The rupee has depreciated to below 70 against the US dollar. The depreciation makes items like petrol, diesel, gold and a host of other items costlier for us. Exchanges like NSE, BSE have launched currency derivatives segment which allows you to punt or hedge against rupee risk. Here are the basics of the dollar-rupee futures

1. What is a dollar-rupee futures contract?


A dollar-rupee futures contract allows you to buy or sell the dollar at a predetermined price for delivery on a future date. In India, exchange traded currency futures are cash settled in rupees.

2. Who regulates this segment?


Sebi, along with RBI.

3. How does it work?

The USD-INR futures near month contract closed at 71.22 on Friday. It was down 18 paise from Thursday, which means the dollar weakened or the rupee gained by 18 paise to the dollar. Now, if you feel the rupee will weaken further, or the dollar will strengthen, in the short term you buy a dollar -rupee futures contract expiring on Aug 28. Assume the buy price was Rs 71.22. If before or by expiry the dollar strengthens by say 50 paise, you make money. If it weakens by the same amount, you lose money since you were long USD-INR. The contract size is 1,000 USD. So a 50 paise strengthening of the dollar translates into contract value changing by 0.50X1,000= Rs 500. If the dollar weakens, you lose Rs 500. This doesn’t factor in brokerage and relevant taxes, like STT, GST on brokerage, etc.

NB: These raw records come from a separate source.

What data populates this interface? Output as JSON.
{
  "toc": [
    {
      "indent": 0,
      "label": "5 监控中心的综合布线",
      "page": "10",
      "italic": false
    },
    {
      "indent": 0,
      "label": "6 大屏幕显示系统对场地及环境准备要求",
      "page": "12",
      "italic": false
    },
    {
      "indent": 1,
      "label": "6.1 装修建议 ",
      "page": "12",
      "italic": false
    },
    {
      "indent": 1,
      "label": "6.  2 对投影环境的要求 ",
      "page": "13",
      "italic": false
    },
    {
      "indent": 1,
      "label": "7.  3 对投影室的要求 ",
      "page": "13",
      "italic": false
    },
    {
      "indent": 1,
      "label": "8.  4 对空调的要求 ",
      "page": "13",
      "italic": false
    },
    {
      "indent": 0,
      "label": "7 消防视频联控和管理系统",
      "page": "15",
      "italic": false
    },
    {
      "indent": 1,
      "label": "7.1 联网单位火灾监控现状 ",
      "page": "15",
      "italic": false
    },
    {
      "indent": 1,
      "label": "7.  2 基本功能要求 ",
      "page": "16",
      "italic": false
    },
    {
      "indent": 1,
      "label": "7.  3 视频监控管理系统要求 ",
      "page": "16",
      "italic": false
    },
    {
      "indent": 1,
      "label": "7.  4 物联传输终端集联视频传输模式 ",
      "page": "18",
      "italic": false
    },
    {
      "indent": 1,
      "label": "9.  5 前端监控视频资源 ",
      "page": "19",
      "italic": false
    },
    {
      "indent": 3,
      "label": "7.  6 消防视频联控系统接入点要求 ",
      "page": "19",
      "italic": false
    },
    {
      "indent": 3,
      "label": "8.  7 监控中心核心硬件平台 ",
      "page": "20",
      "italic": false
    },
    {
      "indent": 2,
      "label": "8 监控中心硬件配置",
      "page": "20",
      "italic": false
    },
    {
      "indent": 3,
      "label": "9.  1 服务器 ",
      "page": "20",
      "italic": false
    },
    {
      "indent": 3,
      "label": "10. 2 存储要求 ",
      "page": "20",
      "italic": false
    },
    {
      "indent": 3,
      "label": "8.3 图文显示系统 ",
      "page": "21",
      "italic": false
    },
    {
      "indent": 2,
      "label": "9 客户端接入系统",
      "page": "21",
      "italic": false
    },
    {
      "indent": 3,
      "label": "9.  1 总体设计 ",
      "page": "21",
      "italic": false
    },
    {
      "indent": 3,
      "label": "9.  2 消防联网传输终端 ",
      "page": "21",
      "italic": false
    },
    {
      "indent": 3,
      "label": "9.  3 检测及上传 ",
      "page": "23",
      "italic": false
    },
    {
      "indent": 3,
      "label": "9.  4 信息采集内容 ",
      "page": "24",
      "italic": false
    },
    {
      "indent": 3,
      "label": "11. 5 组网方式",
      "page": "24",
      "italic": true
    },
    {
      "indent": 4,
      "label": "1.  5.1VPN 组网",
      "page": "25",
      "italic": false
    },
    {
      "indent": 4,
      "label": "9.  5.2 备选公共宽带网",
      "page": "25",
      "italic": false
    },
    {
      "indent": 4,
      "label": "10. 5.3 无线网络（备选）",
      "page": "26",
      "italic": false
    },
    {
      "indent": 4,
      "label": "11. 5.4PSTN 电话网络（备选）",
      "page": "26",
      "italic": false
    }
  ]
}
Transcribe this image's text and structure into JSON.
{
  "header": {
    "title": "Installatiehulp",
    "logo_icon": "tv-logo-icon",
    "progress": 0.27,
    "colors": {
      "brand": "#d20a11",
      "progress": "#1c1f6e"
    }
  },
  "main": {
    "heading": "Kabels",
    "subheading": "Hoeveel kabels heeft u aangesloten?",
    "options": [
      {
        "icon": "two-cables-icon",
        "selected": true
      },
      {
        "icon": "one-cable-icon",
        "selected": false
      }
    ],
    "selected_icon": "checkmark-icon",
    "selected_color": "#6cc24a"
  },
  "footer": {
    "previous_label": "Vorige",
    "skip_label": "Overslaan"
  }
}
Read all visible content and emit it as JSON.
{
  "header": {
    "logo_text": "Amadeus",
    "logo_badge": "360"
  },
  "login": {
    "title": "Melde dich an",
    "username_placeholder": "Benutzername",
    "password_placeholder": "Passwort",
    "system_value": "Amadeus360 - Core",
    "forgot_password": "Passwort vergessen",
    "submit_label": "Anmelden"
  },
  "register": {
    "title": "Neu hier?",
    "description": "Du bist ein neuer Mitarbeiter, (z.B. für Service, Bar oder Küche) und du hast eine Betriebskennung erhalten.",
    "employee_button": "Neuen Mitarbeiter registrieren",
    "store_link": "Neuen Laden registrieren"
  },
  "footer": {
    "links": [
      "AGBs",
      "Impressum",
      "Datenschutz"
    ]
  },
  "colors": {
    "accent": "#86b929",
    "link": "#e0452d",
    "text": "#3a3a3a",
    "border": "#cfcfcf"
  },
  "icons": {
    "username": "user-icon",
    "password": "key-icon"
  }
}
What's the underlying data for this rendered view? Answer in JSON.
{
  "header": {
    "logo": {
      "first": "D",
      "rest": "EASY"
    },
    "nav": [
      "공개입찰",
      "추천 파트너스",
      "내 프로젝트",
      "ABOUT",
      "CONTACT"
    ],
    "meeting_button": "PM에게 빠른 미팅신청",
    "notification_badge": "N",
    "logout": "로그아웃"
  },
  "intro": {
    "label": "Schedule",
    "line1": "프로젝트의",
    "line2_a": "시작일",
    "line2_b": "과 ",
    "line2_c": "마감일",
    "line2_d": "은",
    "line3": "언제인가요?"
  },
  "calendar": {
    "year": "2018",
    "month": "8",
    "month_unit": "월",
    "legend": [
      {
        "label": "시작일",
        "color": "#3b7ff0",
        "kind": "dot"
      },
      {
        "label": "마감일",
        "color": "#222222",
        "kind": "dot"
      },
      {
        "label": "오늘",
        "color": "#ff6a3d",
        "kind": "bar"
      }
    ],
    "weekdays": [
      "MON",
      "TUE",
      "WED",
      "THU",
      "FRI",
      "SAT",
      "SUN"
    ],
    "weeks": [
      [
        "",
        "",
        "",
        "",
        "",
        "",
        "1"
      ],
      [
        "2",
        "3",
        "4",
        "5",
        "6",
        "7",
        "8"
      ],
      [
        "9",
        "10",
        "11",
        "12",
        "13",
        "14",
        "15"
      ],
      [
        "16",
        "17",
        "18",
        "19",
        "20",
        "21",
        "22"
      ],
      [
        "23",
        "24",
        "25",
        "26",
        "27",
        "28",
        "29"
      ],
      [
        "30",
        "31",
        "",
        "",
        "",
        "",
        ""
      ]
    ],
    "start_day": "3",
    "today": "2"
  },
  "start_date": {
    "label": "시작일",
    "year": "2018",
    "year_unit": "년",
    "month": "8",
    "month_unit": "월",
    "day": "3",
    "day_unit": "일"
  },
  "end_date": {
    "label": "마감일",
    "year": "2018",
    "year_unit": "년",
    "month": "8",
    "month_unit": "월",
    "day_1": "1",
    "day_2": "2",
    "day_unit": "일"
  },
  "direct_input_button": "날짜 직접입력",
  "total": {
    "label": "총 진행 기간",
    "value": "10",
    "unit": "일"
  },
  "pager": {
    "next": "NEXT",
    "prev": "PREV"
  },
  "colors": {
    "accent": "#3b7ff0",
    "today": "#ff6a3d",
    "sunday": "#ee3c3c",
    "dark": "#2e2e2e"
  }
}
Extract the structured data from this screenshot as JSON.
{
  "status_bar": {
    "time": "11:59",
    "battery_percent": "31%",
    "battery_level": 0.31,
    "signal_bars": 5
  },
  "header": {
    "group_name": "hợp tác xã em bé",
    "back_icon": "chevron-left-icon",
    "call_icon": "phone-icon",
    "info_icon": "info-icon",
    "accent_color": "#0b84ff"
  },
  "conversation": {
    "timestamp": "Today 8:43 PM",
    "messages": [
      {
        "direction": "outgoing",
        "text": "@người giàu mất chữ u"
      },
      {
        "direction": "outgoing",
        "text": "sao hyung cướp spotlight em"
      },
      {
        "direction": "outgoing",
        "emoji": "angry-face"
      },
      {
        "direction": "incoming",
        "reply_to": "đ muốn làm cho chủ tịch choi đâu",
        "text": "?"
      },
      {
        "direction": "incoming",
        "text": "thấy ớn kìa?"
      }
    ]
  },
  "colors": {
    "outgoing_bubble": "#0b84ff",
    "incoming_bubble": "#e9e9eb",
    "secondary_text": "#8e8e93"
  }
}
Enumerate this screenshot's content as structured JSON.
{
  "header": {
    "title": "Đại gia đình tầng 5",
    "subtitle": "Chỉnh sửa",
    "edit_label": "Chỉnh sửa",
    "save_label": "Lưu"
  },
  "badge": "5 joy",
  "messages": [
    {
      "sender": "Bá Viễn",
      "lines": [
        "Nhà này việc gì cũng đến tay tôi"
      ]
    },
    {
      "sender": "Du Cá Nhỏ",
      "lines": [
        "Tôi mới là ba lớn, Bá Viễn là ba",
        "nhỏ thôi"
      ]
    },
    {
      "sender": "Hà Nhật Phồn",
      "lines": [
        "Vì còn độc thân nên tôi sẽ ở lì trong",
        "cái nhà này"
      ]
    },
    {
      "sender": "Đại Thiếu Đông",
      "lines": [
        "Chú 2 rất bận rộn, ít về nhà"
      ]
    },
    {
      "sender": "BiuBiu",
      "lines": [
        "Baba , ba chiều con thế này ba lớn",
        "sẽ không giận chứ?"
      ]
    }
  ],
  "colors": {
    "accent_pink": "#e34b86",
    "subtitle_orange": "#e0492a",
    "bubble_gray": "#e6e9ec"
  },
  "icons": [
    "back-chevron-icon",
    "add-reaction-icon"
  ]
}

4. How does one take exposure?

Your equity broker must have taken registration for offering currency segment trading. Like equity F&O, you have to place a margin, which is a fraction of the contract cost to trade. This margin could differ from broker to broker, based on client net worth. Normally, it is 5 per cent overnight. So if dollar is Rs 71.22 and the contract is 1,000 USD , the value is Rs 71,220 and the margin will be Rs 3,561. A Rs 500 gain is a 14 per cent return.

5. How many contracts can I take exposure to?

Client limit is fixed at 6 per cent of total open, buy-sell positions or $10 million, whichever is higher. As this is leveraged trading, loss or gain could be huge.

6. Who are the participants?

Foreign portfolio investors, clients, non-bank stock brokers and banks.